На нового врача возлагали большие надежды. Поскольку прежний, приходивший в дом последние годы и долгое время пользовавшийся доверием, его утратил. Недовольство росло и с другой стороны – поводов имелось предостаточно. Врача раздражали финансовые трудности немецкой семьи. От него не укрылось, хотя, конечно, его и не касалось, коммунистическое мировоззрение хозяина дома, которое – таков был медицинский диагноз – не принесло тому ни богатства, ни радостей жизни. Во всяком случае, счета никогда не оплачивались вовремя. А вечной тягомотиной с покрытием векселей, ожиданием денег некоего друга, утешениями в виде уверений, что вот-вот должен поступить гонорар за две передовицы в какой-то американской газете, врач наелся до отвала.
И Фридрих Энгельс, состоятельный благодетель семьи, выдав Беккету карт-бланш, попросил доктора нанести визит больному Марксу и как можно скорее организовать все необходимое, даже если встанет дорого.
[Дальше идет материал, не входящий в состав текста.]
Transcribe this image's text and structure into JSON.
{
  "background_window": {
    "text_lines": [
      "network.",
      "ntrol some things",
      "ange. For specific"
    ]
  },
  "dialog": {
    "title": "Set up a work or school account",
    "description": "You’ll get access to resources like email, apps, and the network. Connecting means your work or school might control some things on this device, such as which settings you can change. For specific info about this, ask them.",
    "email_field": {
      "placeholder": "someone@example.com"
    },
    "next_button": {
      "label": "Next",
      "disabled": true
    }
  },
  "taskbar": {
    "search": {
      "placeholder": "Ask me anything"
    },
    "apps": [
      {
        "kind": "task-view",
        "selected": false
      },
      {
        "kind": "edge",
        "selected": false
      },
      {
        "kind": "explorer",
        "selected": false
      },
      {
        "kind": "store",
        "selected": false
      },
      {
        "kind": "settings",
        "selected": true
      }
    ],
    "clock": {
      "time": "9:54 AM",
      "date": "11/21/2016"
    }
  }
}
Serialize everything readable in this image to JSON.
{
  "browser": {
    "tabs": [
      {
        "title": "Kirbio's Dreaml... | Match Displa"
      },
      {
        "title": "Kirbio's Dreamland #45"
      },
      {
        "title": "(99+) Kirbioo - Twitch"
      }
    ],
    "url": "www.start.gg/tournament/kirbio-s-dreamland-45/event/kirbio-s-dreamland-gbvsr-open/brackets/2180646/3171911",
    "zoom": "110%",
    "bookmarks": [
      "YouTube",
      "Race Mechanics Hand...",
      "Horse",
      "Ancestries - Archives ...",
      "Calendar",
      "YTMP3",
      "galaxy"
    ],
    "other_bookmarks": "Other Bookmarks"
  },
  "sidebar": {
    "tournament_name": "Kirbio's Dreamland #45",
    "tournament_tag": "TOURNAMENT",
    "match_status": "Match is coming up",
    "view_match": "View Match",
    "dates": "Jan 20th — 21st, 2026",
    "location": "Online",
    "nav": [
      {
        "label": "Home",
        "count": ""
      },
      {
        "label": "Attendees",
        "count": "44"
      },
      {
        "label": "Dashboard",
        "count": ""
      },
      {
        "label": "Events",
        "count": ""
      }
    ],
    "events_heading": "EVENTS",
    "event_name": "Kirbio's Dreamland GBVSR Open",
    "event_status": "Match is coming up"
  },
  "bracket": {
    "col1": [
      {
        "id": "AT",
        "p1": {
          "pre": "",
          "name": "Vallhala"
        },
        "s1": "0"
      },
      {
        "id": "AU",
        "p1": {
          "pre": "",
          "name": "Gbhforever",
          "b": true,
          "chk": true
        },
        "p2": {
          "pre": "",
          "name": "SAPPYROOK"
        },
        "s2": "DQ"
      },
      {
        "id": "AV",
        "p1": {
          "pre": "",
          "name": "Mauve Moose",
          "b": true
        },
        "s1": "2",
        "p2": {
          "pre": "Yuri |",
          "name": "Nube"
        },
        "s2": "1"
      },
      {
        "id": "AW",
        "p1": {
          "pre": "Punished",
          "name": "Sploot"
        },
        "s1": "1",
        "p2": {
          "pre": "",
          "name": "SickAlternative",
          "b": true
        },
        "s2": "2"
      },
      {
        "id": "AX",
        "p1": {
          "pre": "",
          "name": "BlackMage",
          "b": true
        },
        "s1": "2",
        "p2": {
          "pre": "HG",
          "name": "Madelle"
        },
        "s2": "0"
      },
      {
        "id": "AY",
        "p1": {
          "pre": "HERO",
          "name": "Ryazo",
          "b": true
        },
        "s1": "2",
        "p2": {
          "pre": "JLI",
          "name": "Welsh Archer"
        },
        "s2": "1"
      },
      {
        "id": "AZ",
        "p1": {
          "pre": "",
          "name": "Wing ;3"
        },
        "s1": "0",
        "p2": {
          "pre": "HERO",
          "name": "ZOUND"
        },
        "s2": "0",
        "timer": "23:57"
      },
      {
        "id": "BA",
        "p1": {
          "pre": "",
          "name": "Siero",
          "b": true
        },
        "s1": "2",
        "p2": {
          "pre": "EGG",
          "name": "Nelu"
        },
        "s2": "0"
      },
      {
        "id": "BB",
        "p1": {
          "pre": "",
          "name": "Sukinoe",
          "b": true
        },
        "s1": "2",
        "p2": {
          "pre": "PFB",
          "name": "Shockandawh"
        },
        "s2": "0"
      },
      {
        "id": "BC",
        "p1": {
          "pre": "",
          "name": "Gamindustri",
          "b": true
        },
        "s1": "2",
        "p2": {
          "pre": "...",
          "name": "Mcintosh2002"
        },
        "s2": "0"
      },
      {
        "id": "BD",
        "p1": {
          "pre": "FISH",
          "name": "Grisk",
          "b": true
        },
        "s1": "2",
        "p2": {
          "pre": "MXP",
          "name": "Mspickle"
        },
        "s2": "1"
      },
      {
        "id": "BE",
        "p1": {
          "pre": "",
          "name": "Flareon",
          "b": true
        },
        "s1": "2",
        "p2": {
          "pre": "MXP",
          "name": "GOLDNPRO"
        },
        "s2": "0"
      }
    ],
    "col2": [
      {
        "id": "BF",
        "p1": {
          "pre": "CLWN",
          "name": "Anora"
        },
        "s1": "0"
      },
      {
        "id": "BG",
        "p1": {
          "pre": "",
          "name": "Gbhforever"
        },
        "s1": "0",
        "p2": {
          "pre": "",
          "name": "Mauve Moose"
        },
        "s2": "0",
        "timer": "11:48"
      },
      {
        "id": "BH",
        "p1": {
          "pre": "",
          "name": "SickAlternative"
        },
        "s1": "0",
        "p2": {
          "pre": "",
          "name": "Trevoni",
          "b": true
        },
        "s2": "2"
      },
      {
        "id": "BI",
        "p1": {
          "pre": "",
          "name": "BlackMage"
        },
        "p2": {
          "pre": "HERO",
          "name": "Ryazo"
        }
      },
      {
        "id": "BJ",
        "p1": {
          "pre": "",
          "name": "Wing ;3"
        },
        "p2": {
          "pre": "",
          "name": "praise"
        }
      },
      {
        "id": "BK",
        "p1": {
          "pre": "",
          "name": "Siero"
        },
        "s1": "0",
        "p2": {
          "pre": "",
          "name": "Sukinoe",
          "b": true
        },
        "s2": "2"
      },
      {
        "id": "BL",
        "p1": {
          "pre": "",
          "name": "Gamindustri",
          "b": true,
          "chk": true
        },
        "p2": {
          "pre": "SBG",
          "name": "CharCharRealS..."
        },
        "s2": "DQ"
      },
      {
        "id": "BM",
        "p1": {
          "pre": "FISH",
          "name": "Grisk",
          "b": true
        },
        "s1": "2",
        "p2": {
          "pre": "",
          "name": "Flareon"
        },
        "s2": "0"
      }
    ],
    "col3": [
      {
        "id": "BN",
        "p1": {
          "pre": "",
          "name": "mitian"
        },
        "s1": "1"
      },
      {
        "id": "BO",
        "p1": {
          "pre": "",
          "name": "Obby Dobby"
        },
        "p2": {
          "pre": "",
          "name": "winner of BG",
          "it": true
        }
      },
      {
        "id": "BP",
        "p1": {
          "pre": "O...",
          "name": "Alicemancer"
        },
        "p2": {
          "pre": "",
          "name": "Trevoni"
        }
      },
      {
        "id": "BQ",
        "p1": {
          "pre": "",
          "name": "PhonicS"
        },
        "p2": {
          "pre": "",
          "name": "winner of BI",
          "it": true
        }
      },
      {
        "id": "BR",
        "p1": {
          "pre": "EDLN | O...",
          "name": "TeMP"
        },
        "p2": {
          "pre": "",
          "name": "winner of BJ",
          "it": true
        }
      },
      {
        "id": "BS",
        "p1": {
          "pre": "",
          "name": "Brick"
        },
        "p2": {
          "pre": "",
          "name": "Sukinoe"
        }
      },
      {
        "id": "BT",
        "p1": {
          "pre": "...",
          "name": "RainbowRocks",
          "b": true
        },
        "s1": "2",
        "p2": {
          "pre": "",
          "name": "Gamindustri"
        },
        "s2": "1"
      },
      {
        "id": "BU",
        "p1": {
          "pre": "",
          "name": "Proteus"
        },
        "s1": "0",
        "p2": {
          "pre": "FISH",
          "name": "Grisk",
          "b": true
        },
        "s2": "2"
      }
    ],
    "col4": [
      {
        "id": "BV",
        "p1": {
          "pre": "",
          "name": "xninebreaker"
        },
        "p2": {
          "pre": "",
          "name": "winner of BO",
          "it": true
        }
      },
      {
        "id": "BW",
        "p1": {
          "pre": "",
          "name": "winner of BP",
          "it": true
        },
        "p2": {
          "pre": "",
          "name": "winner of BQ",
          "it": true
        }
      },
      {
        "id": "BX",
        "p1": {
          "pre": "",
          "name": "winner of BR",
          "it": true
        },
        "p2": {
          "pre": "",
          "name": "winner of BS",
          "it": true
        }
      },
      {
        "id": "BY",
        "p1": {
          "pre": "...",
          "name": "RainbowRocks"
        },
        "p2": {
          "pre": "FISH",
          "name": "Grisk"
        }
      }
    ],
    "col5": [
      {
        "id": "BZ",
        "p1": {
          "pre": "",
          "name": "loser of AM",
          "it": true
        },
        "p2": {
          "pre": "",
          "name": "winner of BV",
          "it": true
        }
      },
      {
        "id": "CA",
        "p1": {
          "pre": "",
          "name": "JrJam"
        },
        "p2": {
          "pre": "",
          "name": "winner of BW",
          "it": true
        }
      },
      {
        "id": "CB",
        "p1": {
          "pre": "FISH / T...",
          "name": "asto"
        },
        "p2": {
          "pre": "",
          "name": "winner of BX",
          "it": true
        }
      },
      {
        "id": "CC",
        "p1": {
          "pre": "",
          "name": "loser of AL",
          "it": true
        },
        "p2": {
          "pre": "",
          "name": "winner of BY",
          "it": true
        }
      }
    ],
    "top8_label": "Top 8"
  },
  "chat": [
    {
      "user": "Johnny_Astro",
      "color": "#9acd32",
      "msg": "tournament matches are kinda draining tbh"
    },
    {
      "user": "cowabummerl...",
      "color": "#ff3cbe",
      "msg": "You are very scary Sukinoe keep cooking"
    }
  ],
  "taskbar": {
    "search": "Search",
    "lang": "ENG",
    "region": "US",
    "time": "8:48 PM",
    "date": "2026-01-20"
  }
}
Беккета ему рекомендовали, имя гремело в Лондоне, и о его нетрадиционных методах лечения много говорили. В телеграмме Маркса, после которой друг Энгельс забил тревогу, говорилось: «Dear friend, нуждаюсь в medical help. Угроза смерти от удушения. Карман пуст. Твой Мавр». Энгельс среагировал незамедлительно и велел передать врачу, чтобы тот переслал счет непосредственно ему.
И вот доктор Беккет со своим потертым врачебным чемоданом поднимался по скрипучей лестнице, затянутой ярко-красной дорожкой. Кабинет располагался на втором этаже, Карл Маркс лежал на кожаном диване. Мешанина из одеял и подушек кое-где съехала, свидетельствуя об ужасной ночи. Пациент, отказавшись причесаться, имел такой же всклокоченный вид, как и постель, хотя любимая служанка Ленхен умоляла его позволить ей расчесать пышные волосы и бороду, в том числе желая явить новому доктору приличный дом.
Широкое окно просторного помещения выходило прямо на Мейтлендский парк. Оно было открыто, что давало больному с высокой температурой некоторую прохладу и помогало жадно вбирающим кислород легким. Но врач тут же распорядился окно закрыть и велел Ленхен в ближайшие дни держать пациента с хриплым дыханием подальше от заметно похолодавшего с приходом осени воздуха, особенно от сквозняков. Иначе в бронхах продолжится разрушительный процесс.
Вы даже не представляете, как он может приказывать, когда ему плохо, очень тихо, чтобы не вызвать у больного дополнительное раздражение, ответила Ленхен.